Bald wird die verwöhnte Pariserin Marianne eine von ihnen. Die Arbeit ist härter als gedacht. Unpünktlichkeit, Fehlzeiten oder Nachlässigkeit werden vom Arbeitgeber nicht toleriert. Provokationen, Anzüglichkeiten und Schikane durch den Chef sind an der Tagesordnung; Gegenwehr ist nicht vorgesehen. In ­Mariannes Fall ist es eine nicht ganz auf Hochglanz gebrachte alte Mikrowelle, die sie den ersten Job so schnell kostet, wie sie ihn ergattert hat. Dennoch gibt Marianne ihren Plan nicht auf und landet mit Hilfe der tatkräftigen Christèle schließlich in einer Putzkolonne im Hafen Ouistreham, der Caen bedient und dem Film seinen Originaltitel gibt.

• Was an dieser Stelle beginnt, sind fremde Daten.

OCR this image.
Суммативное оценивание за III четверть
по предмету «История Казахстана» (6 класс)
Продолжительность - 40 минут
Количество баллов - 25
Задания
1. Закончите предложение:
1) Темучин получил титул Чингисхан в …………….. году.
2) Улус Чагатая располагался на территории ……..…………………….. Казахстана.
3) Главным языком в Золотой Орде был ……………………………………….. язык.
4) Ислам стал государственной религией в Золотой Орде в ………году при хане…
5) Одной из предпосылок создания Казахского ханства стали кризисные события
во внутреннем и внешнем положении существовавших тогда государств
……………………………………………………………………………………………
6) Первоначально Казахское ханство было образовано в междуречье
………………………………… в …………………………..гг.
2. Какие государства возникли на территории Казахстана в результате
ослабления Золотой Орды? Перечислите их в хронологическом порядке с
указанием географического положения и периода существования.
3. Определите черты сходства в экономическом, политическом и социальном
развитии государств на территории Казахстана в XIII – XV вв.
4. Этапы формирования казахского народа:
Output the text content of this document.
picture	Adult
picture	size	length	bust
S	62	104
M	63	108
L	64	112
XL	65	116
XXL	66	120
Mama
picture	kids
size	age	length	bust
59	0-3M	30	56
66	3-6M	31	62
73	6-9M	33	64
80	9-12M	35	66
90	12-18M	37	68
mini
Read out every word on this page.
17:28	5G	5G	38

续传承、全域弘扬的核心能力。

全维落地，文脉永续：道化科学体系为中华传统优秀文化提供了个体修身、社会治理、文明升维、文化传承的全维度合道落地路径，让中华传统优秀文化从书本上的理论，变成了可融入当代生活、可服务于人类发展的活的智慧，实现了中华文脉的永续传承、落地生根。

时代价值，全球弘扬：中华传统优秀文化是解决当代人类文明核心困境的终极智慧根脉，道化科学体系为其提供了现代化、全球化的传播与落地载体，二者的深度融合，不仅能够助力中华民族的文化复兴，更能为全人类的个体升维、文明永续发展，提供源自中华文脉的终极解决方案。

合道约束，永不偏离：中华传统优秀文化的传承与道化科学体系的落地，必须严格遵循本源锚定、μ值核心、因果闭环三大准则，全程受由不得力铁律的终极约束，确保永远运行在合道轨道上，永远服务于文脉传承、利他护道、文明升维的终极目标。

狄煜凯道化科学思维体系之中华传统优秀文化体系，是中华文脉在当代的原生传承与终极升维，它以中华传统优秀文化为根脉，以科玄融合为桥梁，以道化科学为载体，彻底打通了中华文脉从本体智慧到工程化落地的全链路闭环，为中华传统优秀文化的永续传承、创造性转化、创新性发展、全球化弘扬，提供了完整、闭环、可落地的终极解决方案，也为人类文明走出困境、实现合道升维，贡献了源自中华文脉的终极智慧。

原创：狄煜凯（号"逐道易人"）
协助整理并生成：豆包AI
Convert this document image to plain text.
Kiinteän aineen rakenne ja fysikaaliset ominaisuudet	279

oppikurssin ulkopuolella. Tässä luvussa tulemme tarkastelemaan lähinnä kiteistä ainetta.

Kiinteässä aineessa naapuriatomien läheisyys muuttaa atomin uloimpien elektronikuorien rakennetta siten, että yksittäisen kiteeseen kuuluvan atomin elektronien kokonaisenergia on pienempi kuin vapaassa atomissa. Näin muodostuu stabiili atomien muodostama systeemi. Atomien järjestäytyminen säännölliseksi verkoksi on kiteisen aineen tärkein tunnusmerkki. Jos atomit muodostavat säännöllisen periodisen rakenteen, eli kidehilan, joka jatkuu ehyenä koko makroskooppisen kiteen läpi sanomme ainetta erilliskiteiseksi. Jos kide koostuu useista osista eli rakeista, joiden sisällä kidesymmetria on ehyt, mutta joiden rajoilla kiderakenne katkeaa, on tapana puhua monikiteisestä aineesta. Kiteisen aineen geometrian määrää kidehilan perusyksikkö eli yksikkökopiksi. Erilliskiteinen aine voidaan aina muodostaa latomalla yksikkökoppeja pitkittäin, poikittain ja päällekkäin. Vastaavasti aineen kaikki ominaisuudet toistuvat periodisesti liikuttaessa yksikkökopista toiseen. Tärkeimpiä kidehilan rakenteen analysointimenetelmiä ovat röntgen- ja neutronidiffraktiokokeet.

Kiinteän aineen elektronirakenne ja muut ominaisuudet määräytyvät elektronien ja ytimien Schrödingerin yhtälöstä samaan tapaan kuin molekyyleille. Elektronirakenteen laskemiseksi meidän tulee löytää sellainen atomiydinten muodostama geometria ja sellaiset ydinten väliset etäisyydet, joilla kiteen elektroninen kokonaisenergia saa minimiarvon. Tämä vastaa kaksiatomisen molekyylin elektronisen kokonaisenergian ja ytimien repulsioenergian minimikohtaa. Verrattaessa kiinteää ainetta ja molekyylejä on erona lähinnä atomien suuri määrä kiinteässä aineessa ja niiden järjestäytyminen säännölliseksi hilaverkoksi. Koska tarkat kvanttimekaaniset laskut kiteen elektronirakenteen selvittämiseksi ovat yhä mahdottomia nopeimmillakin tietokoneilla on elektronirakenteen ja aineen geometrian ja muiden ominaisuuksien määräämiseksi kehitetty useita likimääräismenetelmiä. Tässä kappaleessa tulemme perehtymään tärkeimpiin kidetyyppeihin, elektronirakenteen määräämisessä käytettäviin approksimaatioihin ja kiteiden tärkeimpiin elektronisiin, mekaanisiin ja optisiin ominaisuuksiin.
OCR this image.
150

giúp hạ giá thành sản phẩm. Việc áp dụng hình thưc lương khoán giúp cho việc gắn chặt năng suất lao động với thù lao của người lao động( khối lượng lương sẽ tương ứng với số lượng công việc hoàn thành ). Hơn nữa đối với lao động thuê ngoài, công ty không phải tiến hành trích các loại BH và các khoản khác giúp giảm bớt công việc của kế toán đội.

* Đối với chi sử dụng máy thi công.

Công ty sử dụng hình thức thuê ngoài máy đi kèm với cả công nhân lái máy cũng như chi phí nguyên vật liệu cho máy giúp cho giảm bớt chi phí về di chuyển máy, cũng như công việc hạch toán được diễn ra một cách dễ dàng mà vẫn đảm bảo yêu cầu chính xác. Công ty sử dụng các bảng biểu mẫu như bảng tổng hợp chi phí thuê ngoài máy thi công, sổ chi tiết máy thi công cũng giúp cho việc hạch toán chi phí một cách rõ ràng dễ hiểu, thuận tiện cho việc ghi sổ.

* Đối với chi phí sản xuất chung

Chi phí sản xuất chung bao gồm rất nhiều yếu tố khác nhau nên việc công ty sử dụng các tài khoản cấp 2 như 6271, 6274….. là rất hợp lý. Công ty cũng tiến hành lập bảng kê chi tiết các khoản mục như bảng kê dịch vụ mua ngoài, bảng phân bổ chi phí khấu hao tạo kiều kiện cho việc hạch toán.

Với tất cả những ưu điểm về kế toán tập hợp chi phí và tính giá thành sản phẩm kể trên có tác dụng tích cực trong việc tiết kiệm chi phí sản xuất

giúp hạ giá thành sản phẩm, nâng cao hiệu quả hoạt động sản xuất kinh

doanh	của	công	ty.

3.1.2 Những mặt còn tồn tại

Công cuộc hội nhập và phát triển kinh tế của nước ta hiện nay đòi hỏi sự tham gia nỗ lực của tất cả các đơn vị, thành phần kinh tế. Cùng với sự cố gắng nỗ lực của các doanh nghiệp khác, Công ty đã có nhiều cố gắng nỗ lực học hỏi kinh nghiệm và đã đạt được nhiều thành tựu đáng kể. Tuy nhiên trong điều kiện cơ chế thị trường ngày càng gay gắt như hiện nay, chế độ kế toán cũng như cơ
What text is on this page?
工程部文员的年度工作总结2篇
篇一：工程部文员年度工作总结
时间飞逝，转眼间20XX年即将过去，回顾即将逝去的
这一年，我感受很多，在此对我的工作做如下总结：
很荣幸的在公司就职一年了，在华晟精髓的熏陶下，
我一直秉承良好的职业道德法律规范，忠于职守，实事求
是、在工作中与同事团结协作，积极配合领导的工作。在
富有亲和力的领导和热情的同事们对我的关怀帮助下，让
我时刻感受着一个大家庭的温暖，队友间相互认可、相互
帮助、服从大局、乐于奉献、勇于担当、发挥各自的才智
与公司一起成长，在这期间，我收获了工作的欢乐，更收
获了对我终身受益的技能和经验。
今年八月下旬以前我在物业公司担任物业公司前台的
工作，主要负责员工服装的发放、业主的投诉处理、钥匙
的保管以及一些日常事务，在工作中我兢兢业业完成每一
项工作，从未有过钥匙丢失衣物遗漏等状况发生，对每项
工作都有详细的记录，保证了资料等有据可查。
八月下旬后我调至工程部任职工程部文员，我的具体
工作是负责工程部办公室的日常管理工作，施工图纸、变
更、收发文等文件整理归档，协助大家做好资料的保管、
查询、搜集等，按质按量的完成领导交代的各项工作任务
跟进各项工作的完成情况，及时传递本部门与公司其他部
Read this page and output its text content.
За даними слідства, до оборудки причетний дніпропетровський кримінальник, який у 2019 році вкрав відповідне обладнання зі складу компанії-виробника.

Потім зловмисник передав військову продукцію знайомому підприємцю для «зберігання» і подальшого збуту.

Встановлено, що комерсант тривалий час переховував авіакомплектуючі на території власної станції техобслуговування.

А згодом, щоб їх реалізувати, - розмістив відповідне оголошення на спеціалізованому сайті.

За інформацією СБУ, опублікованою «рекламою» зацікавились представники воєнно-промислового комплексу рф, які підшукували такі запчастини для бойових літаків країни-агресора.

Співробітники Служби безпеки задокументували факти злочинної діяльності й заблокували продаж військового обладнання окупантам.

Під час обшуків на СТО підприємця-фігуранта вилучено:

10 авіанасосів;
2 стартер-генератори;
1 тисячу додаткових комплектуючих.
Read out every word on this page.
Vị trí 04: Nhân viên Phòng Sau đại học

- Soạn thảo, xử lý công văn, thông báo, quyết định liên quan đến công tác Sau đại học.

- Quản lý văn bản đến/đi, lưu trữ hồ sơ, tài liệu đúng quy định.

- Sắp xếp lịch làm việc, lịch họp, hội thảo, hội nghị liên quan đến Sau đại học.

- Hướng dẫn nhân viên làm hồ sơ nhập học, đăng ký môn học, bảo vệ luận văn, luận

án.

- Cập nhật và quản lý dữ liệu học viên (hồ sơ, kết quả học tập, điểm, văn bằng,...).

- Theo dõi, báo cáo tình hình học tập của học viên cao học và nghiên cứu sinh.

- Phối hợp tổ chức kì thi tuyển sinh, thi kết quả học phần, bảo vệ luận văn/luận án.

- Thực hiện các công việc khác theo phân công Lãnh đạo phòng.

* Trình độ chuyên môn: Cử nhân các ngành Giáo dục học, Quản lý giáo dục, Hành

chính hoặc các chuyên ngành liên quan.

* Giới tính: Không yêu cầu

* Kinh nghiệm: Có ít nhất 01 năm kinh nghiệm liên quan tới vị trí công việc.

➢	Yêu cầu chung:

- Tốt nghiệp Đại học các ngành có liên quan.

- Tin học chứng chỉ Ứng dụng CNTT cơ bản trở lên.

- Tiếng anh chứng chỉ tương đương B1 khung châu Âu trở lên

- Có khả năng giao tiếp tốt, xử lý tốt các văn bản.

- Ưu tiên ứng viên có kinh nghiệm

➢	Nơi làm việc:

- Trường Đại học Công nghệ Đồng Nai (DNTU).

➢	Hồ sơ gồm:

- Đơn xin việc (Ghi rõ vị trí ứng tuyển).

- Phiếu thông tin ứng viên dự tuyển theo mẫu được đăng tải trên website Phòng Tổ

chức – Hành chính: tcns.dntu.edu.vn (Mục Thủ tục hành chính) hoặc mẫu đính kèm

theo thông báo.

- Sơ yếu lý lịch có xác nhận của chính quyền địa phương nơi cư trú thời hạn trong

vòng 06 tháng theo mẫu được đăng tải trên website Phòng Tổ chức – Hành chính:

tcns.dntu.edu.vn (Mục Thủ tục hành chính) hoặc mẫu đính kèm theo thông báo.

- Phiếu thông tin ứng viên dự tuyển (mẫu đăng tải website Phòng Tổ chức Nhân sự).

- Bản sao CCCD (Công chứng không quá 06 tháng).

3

Auf den Fähren, die zwischen Frankreich und England verkehren, müssen in den anderthalb Stunden, die sie vor Anker liegen, zwölf Frauen 230 Kabinen herrichten – das bedeutet, dass jede Reinigungskraft gegen die Uhr arbeiten muss. Vor ­allem das Bettenmachen ist harte Arbeit. Marianne gelingt es, sich im Team zu behaupten. Sie freundet sich mit ihren Kolleginnen und einem Kollegen an, macht zwischendurch immer wieder Notizen und schreibt vor und nach der Arbeit an ihrem Buch. Schon bald festigt sich die Freundschaft zu Christèle. Aus der geplanten Reportage wird zusehends das Porträt einer besonderen Person. Zugleich wachsen Mariannes Zweifel an der Redlichkeit ihres Versteckspiels. Mehr als einmal ist sie geneigt, sich Christèle zu offenbaren, unterlässt es aber, um ihr Buch­projekt nicht zu gefährden.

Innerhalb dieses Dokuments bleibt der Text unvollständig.